Highlighted by Jan Jensen
Figure 1 from the paper
The paper presents a method to estimate DFT or CCSD(T) energies (computed using large basis sets) based only on HF/cc-pVDZ densities and energies. In order to avoid overfitting, the method must also estimate the corresponding DFT or CCSD densities. The method is trained and validated on a subset of the QM9 data set (i.e. on relative small molecules). It is first trained on DFT data (using 89K molecules) and then retrained on CC data for a smaller subset (3.6K molecules), both being subsets of the QM9 data set (i.e. relatively small molecules). The input density is evaluated in a 3D grid that is big enough to accommodate the largest molecule in the data set, so a new model would have to be trained for significantly larger molecules.

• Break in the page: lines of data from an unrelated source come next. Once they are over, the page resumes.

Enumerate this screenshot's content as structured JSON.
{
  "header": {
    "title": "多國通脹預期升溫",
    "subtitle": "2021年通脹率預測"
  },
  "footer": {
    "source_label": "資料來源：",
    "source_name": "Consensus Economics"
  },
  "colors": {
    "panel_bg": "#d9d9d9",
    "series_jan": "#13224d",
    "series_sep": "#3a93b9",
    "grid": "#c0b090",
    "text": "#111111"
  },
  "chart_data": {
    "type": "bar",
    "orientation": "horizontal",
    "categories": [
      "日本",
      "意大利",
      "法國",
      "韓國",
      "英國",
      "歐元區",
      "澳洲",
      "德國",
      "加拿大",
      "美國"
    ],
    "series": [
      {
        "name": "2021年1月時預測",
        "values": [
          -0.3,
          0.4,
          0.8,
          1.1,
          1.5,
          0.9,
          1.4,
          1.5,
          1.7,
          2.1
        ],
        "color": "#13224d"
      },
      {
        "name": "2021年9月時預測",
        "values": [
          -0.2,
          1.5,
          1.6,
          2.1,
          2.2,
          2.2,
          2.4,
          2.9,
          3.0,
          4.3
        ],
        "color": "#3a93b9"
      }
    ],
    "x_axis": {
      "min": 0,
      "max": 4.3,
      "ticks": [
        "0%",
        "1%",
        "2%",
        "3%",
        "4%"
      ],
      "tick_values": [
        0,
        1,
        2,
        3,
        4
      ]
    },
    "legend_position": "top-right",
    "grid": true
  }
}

This “physical machine learning in Quantum Chemistry” (PML-QC) model reaches a mean absolute error in energies of molecules with up to eight non-hydrogen atoms as low as 0.9 kcal/mol relative to CCSD(T) values, which is quite impressive. In fact the authors speculate that
With ML, it may become not required that an accurate quantum chemical method works fast enough for every new molecule that an end user may be interested in. Instead, the focus shifts to generating highly accurate results only for a finite dataset to be used for training, while the efficiency in practical applications is to be achieved via improvements in DNNs to make them faster and more accurate.
Much will depend how much the number of outliers can be reduced. For example, for PML-QC_{DFT} ca 5% of molecules have errors greater than 2.6 kcal/mol and this effect can be magnified for relative energies if the individual errors have opposite sign.